Under the felony-murder rule, as it existed prior to changes made by Senate Bill (SB) 1437, a defendant who intended to commit a specified felony (such as robbery or burglary) could be convicted of murder for a killing that took place during the felony, or attempted felony, without further examination of his or her mental state.
About This Article Briefly: Resentencing under Senate Bill 1437 does not apply when defendant was convicted under a provocative act theory.
Independent of the felony-murder rule, the natural and probable consequences doctrine made a defendant liable for murder if he or she aided and abetted the commission of a criminal act (a target offense), and a principal in the target offense committed murder (a non-target offense) that, even if unintended, was a natural and probable consequence of the target offense. People v. Lamoureux (2019) 42 Cal.App.5th 241, 247-248.
In Senate Bill 1437, the Legislature declared, “It is necessary to amend the felony murder rule and the natural and probable consequences doctrine, as it relates to murder, to ensure that murder liability is not imposed on a person who is not the actual killer, who did not act with the intent to kill, or was not a major participant who acted with reckless disregard to human life.”
To achieve that goal, SB 1437 amended Penal Code § 189 insofar as it pertains to the felony murder rule, to add subdivision (c), which provides: “A participant in the perpetration or attempted perpetration of a felony listed in subdivision (a) in which a death occurs is liable for murder only if one of the following is proven: (1) the person was the actual killer; (2) the person was not the actual killer, but, with the intent to kill, aided, abetted, counseled, commanded, induced, solicited, requested, or assisted the actual killer in the commission of murder in the first degree; (3) the person was a major participant in the underlying felony and acted with reckless indifference to human life, as described in subdivision (d) of Penal Code § 190.2.
2nd Appellate District Div 6 Ventura
Senate Bill 1437 also amended Penal Code § 188 to add subdivision (a)(3), which provides, “Except as stated in subdivision (c) of § 189, in order to be convicted of murder, a principal in a crime shall act with malice aforethought.
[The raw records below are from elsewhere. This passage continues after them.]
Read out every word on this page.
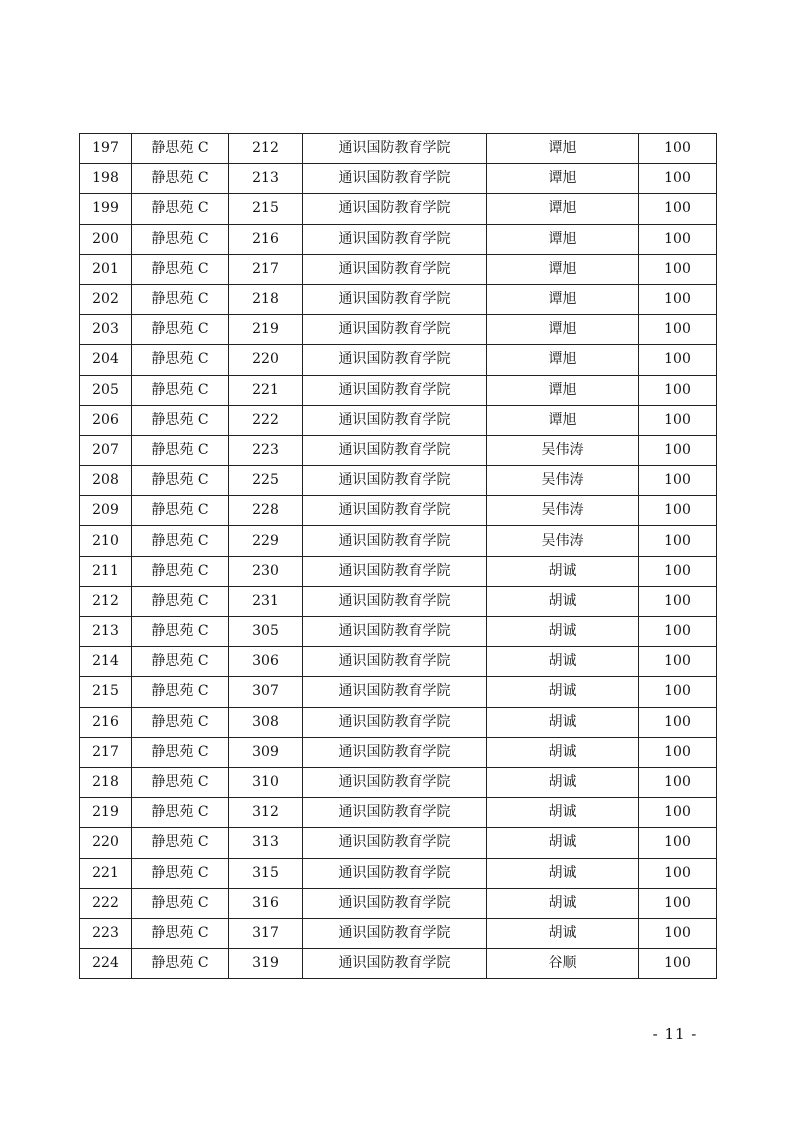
197	静思苑 C	212	通识国防教育学院	谭旭	100
198	静思苑 C	213	通识国防教育学院	谭旭	100
199	静思苑 C	215	通识国防教育学院	谭旭	100
200	静思苑 C	216	通识国防教育学院	谭旭	100
201	静思苑 C	217	通识国防教育学院	谭旭	100
202	静思苑 C	218	通识国防教育学院	谭旭	100
203	静思苑 C	219	通识国防教育学院	谭旭	100
204	静思苑 C	220	通识国防教育学院	谭旭	100
205	静思苑 C	221	通识国防教育学院	谭旭	100
206	静思苑 C	222	通识国防教育学院	谭旭	100
207	静思苑 C	223	通识国防教育学院	吴伟涛	100
208	静思苑 C	225	通识国防教育学院	吴伟涛	100
209	静思苑 C	228	通识国防教育学院	吴伟涛	100
210	静思苑 C	229	通识国防教育学院	吴伟涛	100
211	静思苑 C	230	通识国防教育学院	胡诚	100
212	静思苑 C	231	通识国防教育学院	胡诚	100
213	静思苑 C	305	通识国防教育学院	胡诚	100
214	静思苑 C	306	通识国防教育学院	胡诚	100
215	静思苑 C	307	通识国防教育学院	胡诚	100
216	静思苑 C	308	通识国防教育学院	胡诚	100
217	静思苑 C	309	通识国防教育学院	胡诚	100
218	静思苑 C	310	通识国防教育学院	胡诚	100
219	静思苑 C	312	通识国防教育学院	胡诚	100
220	静思苑 C	313	通识国防教育学院	胡诚	100
221	静思苑 C	315	通识国防教育学院	胡诚	100
222	静思苑 C	316	通识国防教育学院	胡诚	100
223	静思苑 C	317	通识国防教育学院	胡诚	100
224	静思苑 C	319	通识国防教育学院	谷顺	100
- 11 -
Malice shall not be imputed to a person based solely on his or her participation in a crime.” This amendment eliminated the natural and probable consequences doctrine.
Under the provocative act murder doctrine, when the perpetrator of a crime maliciously commits an act that is likely to produce death, and the victim kills in a reasonable response to that act, the perpetrator is guilty of murder. In such a case, the killing is attributable, not merely to the commission of a felony, but to the intentional act of the defendant or his accomplice committed with conscious disregard for life.
Peter Davis lived in Los Osos. Ryan James Johnson knew Davis and on July 18, 2009, he told Janine Lindemans that he “and his homies are taking care of something and we are going to come up big.” Johnson explained “that they were taking care of somebody that was selling pot or dope in their town and that person had no business like that in our town.” Johnson and Jesse Baker-Riley, he explained were “basically doing a home invasion robbery.” He explained that he had a gun and he was the shot caller.
On the day of the home invasion robbery, Peter Davis and Dylan Baumann were inside Davis’ house when they heard a knock on the front door. Davis answered the door and saw Kelsey Alvarez and Jesse Baker-Riley. Baker-Riley pulled out a large firearm and put it in Davis’ face. He then said to Baumann, “sit down or I’ll shoot you.”
Baker-Riley then demanded Baumann’s cash and pot, which Baumann handed over, including his cell phone.
At a point in the robbery, Baker-Riley walked Davis through the house to have Davis give him all the marijuana and money in the house. Kelsey Alvarez followed the two. At one point, Davis saw his own firearm laying on a table, grabbed it and shot at Baker-Riley, but missed and shot Kelsey Alvarez in the chest, who died.
Both Ryan James Johnson and Jesse Michael Baker-Riley were convicted of first-degree murder under the provocative act doctrine. It is important to note that Johnson was an aider and abettor to the home invasion robbery, providing the gun, but was not present at Davis’ house.
After SB 1437 was passed, both petitioned under SB 1437 to be resentenced and the trial court judge in San Luis Obispo Superior Court denied each petition, finding neither was convicted under the natural and probable consequences theory or felony murder.
The two then appealed to the Second Appellate District in Ventura, which affirmed the trial court, finding that the provocative act doctrine is not within either the felony murder or natural and probable consequences doctrine.
We provide this summary to the reader to demonstrate a situation where neither defendant was the actual killer and neither had the intent to kill, so one might think 1437 applied. However, their convictions were not under felony murder or the natural and probable consequences theory, so relief was denied.
The citation for the Second Appellate District Court ruling discussed above is People v. Ryan James Johnson and Jesse Michael Baker-Riley (2nd App. Dist., 2021) 57 Cal. App. 5th 257, 271 Cal. Rptr. 3d 441.